The appellant, Patricia Turner, purchased a townhouse in January 1984, at which time she was provided a copy of a survey plat showing the boundaries of her lot. Approximately one week later, the adjoining townhouse was purchased by Dan and Debbie Rushing, who were given the same survey plat as Turner. Turner and the Rushings financed their purchases, and the deeds to secure debt they executed eventually were transferred to the appellee, Amsouth Mortgage Company, Inc. (Amsouth).
In 1987, Turner obtained another survey of the property, which indicated that the Rushings' townhouse encroached about four feet onto Turner's lot. Turner attempted to discuss the matter with the Rushings, but they disputed the existence of an encroachment. In late 1989, the Rushings sold their townhouse to Margaret Roth, who was later advised of the alleged encroachment by Turner.
On August 5, 1991, Turner commenced this action against the original surveyor, the builder/seller of the property, Roth as the current owner, and Amsouth. The trial court granted summary judgment for Amsouth, and this appeal followed. The appeal originally was filed with the Supreme Court, which transferred the case to this court.
The relief Turner sought against Amsouth included an injunction for the immediate removal of the alleged encroachment at Amsouth's expense, and against any further trespass or encroachment. As such, Turner's claim against Amsouth was akin to an action of ejectment for recovery of land, the purpose of which is to eject the defendant from possession of the land involved. Harry v. Scenic Heights Dev. Corp., 220 Ga. 497 (2) (140 SE2d 192) (1965)

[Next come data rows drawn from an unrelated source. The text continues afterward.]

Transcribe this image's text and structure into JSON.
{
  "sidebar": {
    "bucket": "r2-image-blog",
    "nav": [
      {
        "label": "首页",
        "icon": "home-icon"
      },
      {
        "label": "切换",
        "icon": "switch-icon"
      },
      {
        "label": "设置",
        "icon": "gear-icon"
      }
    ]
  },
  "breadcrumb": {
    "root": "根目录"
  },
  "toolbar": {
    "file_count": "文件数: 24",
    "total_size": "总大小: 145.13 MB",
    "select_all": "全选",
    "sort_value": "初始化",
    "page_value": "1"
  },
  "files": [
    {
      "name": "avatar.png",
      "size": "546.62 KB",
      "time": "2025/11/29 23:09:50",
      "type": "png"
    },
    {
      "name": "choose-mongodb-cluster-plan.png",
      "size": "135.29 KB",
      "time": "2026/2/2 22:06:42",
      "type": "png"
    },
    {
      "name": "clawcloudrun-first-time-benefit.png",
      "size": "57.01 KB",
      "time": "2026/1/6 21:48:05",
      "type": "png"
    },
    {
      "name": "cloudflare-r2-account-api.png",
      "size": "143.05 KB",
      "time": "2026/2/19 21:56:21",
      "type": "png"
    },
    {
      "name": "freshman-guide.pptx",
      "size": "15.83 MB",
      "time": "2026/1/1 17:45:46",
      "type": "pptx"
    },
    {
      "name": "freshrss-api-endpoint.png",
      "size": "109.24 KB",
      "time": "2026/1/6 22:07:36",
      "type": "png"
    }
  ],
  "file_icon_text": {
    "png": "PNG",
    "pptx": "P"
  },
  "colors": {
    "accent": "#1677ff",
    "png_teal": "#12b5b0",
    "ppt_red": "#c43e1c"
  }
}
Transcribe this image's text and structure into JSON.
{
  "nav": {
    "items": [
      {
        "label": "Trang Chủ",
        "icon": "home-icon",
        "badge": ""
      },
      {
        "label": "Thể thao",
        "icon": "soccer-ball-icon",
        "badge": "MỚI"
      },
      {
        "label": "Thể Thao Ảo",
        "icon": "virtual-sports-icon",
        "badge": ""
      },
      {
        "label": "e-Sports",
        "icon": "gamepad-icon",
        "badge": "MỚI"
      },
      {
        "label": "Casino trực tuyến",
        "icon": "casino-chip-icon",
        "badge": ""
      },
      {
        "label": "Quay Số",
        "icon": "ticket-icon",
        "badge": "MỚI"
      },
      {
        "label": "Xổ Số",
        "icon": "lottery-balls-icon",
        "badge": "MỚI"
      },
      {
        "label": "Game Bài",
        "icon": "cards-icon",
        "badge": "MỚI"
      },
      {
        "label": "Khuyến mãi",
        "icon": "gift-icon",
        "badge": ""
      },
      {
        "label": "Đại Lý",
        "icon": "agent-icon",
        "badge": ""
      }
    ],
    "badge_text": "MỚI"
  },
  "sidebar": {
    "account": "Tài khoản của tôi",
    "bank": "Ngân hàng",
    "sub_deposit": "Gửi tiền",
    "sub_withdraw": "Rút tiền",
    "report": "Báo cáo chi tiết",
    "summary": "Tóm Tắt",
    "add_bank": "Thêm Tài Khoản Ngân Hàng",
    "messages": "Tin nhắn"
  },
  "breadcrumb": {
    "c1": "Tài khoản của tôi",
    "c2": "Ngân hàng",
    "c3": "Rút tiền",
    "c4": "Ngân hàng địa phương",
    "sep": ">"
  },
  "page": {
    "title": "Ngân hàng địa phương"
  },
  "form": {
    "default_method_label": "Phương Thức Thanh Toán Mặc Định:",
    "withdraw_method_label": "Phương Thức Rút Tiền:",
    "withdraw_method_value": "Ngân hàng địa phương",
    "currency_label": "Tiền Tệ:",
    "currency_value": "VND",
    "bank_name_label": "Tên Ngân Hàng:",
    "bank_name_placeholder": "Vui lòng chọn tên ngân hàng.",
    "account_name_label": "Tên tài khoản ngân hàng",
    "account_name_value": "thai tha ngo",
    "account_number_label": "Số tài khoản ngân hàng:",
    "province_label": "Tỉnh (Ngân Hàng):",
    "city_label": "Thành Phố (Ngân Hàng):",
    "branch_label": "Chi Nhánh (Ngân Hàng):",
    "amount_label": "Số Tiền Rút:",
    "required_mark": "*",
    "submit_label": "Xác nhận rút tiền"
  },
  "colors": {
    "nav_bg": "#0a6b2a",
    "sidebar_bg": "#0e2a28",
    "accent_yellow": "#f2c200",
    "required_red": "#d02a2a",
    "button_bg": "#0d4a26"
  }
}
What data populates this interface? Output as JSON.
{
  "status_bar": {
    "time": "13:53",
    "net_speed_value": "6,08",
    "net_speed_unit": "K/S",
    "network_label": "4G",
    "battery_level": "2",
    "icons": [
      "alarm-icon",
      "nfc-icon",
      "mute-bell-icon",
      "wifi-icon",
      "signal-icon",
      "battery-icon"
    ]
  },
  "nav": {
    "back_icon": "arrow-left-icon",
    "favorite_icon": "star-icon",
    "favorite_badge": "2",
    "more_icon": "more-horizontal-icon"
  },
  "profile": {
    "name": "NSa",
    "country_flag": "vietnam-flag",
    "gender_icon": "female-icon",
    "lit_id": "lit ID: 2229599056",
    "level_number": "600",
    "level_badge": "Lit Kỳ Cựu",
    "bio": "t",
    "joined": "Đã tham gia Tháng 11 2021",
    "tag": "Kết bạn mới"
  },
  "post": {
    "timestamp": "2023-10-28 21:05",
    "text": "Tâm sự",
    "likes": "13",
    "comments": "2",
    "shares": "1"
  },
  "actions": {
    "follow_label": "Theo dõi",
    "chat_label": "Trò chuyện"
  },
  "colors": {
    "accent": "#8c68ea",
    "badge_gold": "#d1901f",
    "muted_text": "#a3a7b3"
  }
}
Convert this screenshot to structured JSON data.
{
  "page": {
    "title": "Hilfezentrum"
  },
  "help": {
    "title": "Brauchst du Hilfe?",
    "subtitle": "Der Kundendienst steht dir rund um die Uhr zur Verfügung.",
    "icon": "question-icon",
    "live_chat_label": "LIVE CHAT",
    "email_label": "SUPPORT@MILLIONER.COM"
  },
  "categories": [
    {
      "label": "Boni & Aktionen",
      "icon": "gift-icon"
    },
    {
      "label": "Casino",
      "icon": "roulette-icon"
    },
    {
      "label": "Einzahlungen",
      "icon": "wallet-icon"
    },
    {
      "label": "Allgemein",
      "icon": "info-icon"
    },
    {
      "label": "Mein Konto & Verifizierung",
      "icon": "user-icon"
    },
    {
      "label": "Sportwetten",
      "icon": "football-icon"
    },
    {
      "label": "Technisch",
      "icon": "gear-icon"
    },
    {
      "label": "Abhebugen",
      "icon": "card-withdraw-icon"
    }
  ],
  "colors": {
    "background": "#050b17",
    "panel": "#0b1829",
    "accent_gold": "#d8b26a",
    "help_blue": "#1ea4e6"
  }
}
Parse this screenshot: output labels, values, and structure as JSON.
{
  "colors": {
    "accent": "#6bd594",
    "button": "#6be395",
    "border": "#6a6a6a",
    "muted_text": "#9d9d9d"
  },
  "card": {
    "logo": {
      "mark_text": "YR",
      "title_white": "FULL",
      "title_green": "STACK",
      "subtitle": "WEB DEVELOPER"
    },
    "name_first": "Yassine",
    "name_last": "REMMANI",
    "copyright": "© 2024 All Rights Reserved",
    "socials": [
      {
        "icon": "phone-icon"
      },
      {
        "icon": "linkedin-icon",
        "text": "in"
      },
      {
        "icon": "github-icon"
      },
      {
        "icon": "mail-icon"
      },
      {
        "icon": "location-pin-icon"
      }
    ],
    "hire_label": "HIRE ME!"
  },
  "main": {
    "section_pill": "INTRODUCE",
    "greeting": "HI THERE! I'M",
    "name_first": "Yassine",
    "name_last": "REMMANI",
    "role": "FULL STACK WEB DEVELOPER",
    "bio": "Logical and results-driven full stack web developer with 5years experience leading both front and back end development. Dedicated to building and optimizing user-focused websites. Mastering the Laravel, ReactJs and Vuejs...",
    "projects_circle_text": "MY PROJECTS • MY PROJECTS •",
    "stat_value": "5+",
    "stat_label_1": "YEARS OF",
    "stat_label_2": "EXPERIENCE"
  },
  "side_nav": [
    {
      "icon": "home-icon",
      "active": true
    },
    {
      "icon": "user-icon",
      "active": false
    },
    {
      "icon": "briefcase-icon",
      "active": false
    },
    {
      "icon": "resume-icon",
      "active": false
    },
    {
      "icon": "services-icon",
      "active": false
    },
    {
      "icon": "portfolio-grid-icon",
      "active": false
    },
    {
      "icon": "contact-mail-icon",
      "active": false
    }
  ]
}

In the instant case, although Amsouth holds a security deed on the property in question, at no time has it possessed the property or been entitled to possession. The legal title held by Amsouth by virtue of the security deed "is not a title accompanied by the right of possession. . . ." Capps v. Smith, 175 Ga. 795, 796 (5) (166 SE 234) (1932). Cf. Randolph v. Merchants &c. Loan Co., 181 Ga. 671 (183 SE 801) (1936). Amsouth not being in possession of the property, Turner's complaint against Amsouth failed to state a basis upon which the requested injunctive relief could be granted. Accordingly, the trial court properly granted summary judgment for Amsouth.